Photographe chez Welcome to the Jungle

Manuel Avenel

Journaliste chez Welcome to the Jungle

En janvier 2020, l’Agence française pour la biodiversité et l’Office national de la chasse et de la faune sauvage fusionnaient leurs établissements. À l’issue, de nouvelles compétences pour les quelque 1600 policiers de l’environnement déployés en métropole et en Outre-mer. Alexandre, 32 ans et un an et demi de service, a endossé l’uniforme pour satisfaire sa fibre environnementale et son sens de l’engagement. Au sein du service interdépartemental des Yvelines et du Val d’Oise, il nous fait découvrir les facettes d’un métier qui gagne à se faire connaître.

En janvier 2020, l’Office français de la biodiversité voyait le jour et dans son sillage, une police de l’environnement renforcée. Pouvez-vous nous dire quel est le rôle d’un·e « policier·e de l’environnement » ?
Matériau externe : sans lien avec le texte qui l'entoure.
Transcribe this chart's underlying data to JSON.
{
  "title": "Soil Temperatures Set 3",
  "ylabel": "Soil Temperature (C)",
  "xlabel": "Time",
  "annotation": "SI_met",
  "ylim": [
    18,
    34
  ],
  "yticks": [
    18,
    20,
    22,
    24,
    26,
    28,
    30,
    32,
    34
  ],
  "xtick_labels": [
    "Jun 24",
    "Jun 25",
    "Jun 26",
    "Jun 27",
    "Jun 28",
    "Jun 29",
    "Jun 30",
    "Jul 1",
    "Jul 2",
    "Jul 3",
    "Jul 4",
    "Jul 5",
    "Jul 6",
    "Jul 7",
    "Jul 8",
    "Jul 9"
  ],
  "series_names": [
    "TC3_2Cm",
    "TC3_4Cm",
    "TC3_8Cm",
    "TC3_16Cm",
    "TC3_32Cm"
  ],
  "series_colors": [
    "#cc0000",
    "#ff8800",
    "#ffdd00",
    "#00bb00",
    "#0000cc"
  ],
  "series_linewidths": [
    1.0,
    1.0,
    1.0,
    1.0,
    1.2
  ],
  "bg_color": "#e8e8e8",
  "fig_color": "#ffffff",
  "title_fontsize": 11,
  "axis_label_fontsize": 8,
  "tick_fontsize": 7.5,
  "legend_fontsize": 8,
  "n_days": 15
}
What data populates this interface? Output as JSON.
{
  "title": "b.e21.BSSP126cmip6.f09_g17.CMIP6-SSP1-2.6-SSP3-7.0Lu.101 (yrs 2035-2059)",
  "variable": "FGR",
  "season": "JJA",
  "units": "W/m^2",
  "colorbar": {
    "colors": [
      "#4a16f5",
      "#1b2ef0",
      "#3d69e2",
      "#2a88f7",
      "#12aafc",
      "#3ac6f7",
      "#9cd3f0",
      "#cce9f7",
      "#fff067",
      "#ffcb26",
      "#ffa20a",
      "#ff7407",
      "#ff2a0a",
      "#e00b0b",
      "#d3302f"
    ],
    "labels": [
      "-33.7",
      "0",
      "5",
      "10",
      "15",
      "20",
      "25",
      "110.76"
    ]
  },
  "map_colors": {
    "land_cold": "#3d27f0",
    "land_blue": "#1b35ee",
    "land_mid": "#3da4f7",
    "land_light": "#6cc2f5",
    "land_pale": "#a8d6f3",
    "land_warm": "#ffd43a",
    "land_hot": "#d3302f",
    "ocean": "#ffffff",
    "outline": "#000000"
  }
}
L’originalité de l’OFB c’est d’avoir fusionné deux thématiques autrefois distinctes. Dans mon service, nous sommes 6 policiers, une partie de l’équipe est plutôt spécialisée dans le milieu aquatique et l’autre plutôt chasse et faune terrestre. Aujourd’hui, c’est un métier très riche qui a trois missions principales. La première, c’est celle de police, qui consiste à rechercher et constater les atteintes faites à l’environnement. La deuxième, plus scientifique, renvoie au rôle de technicien de l’environnement. On participe à enrichir la connaissance de la biodiversité de notre territoire en faisant notamment des inventaires de la faune qui y vit, un suivi de la température ou de la hauteur des cours d’eau. Et la troisième mission, c’est un appui aux politiques locales : on peut être consultés par les services déconcentrés de l’État comme la préfecture, sur un projet (immobilier, par exemple) qui peut avoir un impact sur l’environnement. Nous, on veille à l’absence de perte nette de biodiversité et on fait en sorte que les porteurs de projet respectent la « séquence ERC » à savoir : « Éviter », « Réduire » et « Compenser ».
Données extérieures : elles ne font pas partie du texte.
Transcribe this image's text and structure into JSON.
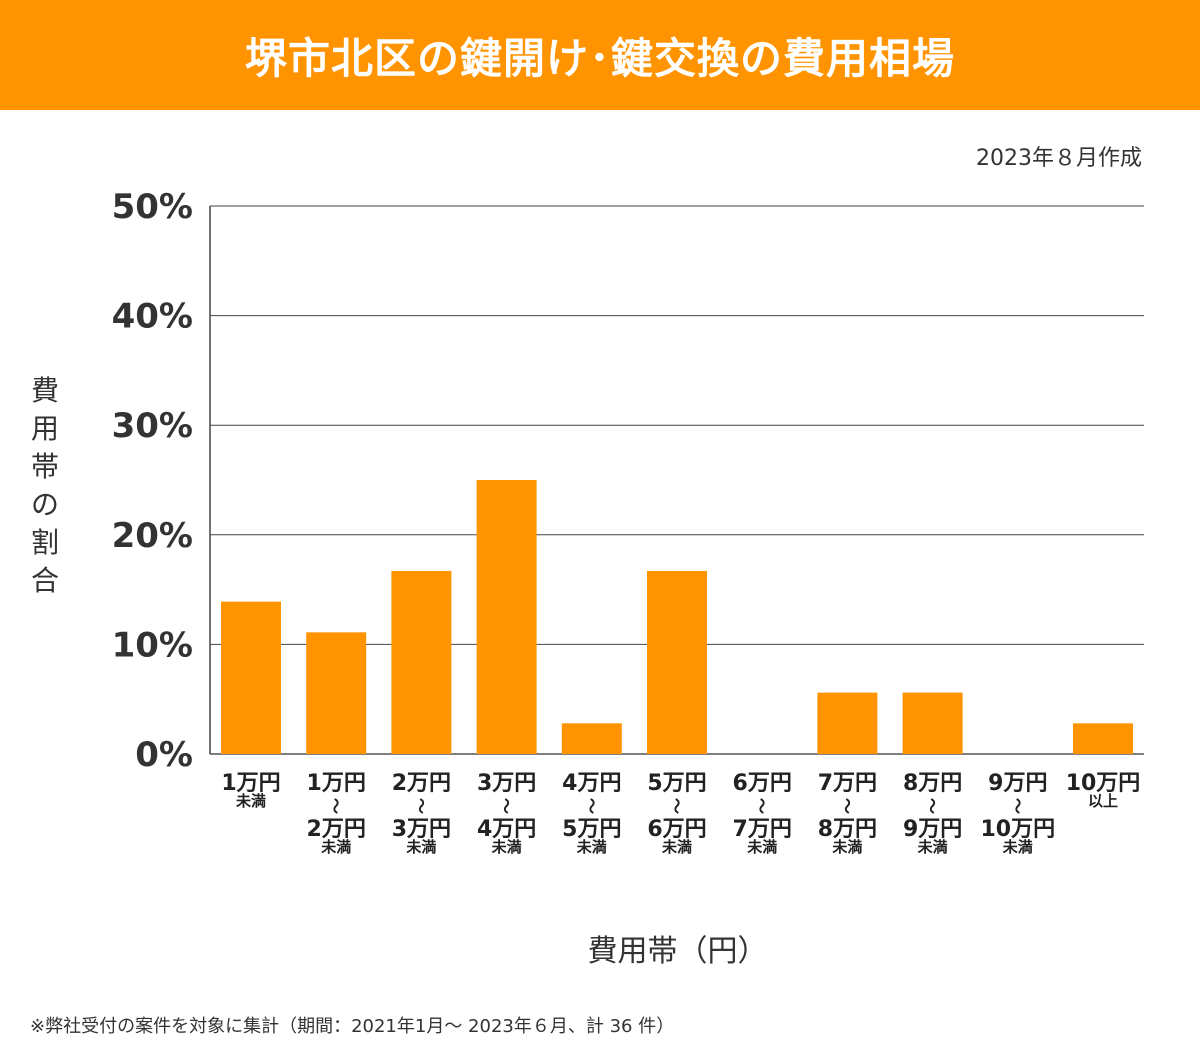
{
  "header": {
    "title": "堺市北区の鍵開け･鍵交換の費用相場",
    "bg_color": "#ff9400"
  },
  "created": "2023年８月作成",
  "chart_data": {
    "type": "bar",
    "categories": [
      [
        "1万円",
        "未満"
      ],
      [
        "1万円",
        "〜",
        "2万円",
        "未満"
      ],
      [
        "2万円",
        "〜",
        "3万円",
        "未満"
      ],
      [
        "3万円",
        "〜",
        "4万円",
        "未満"
      ],
      [
        "4万円",
        "〜",
        "5万円",
        "未満"
      ],
      [
        "5万円",
        "〜",
        "6万円",
        "未満"
      ],
      [
        "6万円",
        "〜",
        "7万円",
        "未満"
      ],
      [
        "7万円",
        "〜",
        "8万円",
        "未満"
      ],
      [
        "8万円",
        "〜",
        "9万円",
        "未満"
      ],
      [
        "9万円",
        "〜",
        "10万円",
        "未満"
      ],
      [
        "10万円",
        "以上"
      ]
    ],
    "values": [
      13.9,
      11.1,
      16.7,
      25.0,
      2.8,
      16.7,
      0,
      5.6,
      5.6,
      0,
      2.8
    ],
    "unit": "%",
    "yticks": [
      "0%",
      "10%",
      "20%",
      "30%",
      "40%",
      "50%"
    ],
    "ylim": [
      0,
      50
    ],
    "ylabel": "費用帯の割合",
    "xlabel": "費用帯（円）",
    "bar_color": "#ff9400",
    "grid": true
  },
  "footnote": "※弊社受付の案件を対象に集計（期間：2021年1月～ 2023年６月、計 36 件）"
}
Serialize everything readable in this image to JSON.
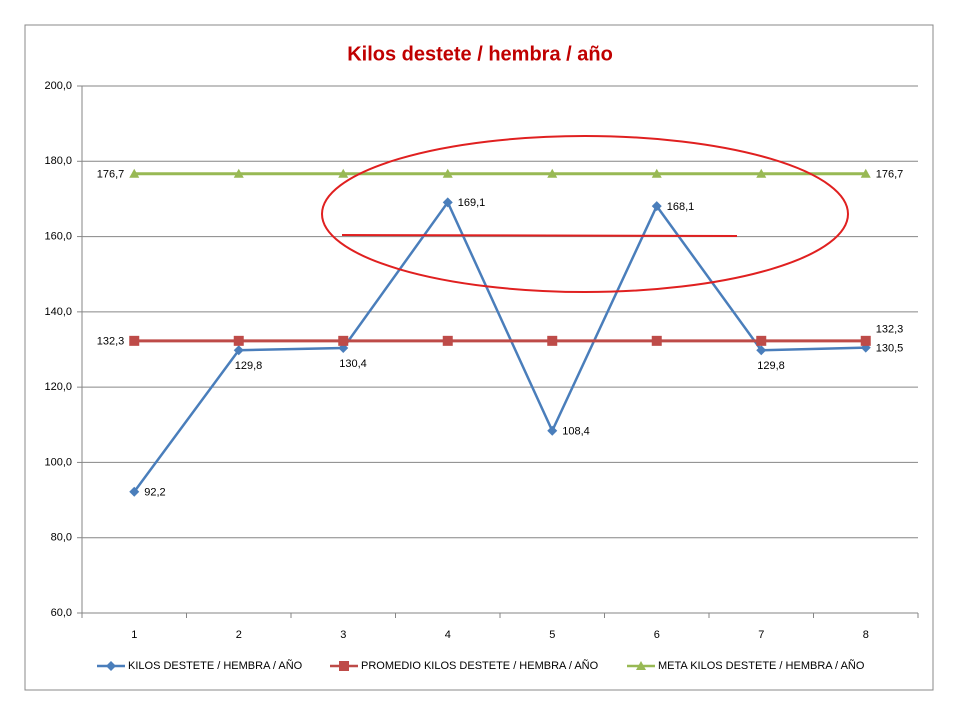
{
  "chart_data": {
    "type": "line",
    "title": "Kilos destete / hembra / año",
    "categories": [
      "1",
      "2",
      "3",
      "4",
      "5",
      "6",
      "7",
      "8"
    ],
    "series": [
      {
        "name": "KILOS DESTETE  / HEMBRA  / AÑO",
        "color": "#4a7ebb",
        "marker": "diamond",
        "values": [
          92.2,
          129.8,
          130.4,
          169.1,
          108.4,
          168.1,
          129.8,
          130.5
        ],
        "value_labels": [
          "92,2",
          "129,8",
          "130,4",
          "169,1",
          "108,4",
          "168,1",
          "129,8",
          "130,5"
        ]
      },
      {
        "name": "PROMEDIO KILOS DESTETE  / HEMBRA  / AÑO",
        "color": "#be4b48",
        "marker": "square",
        "values": [
          132.3,
          132.3,
          132.3,
          132.3,
          132.3,
          132.3,
          132.3,
          132.3
        ],
        "value_labels": [
          "132,3",
          null,
          null,
          null,
          null,
          null,
          null,
          "132,3"
        ]
      },
      {
        "name": "META KILOS DESTETE  / HEMBRA  / AÑO",
        "color": "#98b954",
        "marker": "triangle",
        "values": [
          176.7,
          176.7,
          176.7,
          176.7,
          176.7,
          176.7,
          176.7,
          176.7
        ],
        "value_labels": [
          "176,7",
          null,
          null,
          null,
          null,
          null,
          null,
          "176,7"
        ]
      }
    ],
    "ylim": [
      60,
      200
    ],
    "yticks": [
      {
        "value": 60,
        "label": "60,0"
      },
      {
        "value": 80,
        "label": "80,0"
      },
      {
        "value": 100,
        "label": "100,0"
      },
      {
        "value": 120,
        "label": "120,0"
      },
      {
        "value": 140,
        "label": "140,0"
      },
      {
        "value": 160,
        "label": "160,0"
      },
      {
        "value": 180,
        "label": "180,0"
      },
      {
        "value": 200,
        "label": "200,0"
      }
    ],
    "grid": true,
    "legend": "bottom"
  }
}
« Si on entre dans ce métier en pensant faire chaque jour de longues marches en extérieur pour compter les animaux, on risque d’être déçu. »

Pour vous, ce changement c’est aussi une montée en compétences et surtout plus de moyens avec notamment un nouveau pouvoir judiciaire ?

Nous pouvons gérer une procédure de son ouverture à sa clôture, en mettant en œuvre nos prérogatives avec une certaine autonomie. Pour faire simple, nous sommes des techniciens de l’environnement avec des pouvoirs de police judiciaire et administrative. Nous sommes commissionnés pour rechercher et constater les infractions. Quand on agit sur le terrain, on le fait sous la direction du procureur de la République, qui veille à la défense de l’intérêt général. Et puis nous sommes assermentés, c’est-à-dire que l’on a prêté serment devant un juge de remplir nos missions et de respecter les devoirs qui nous incombent.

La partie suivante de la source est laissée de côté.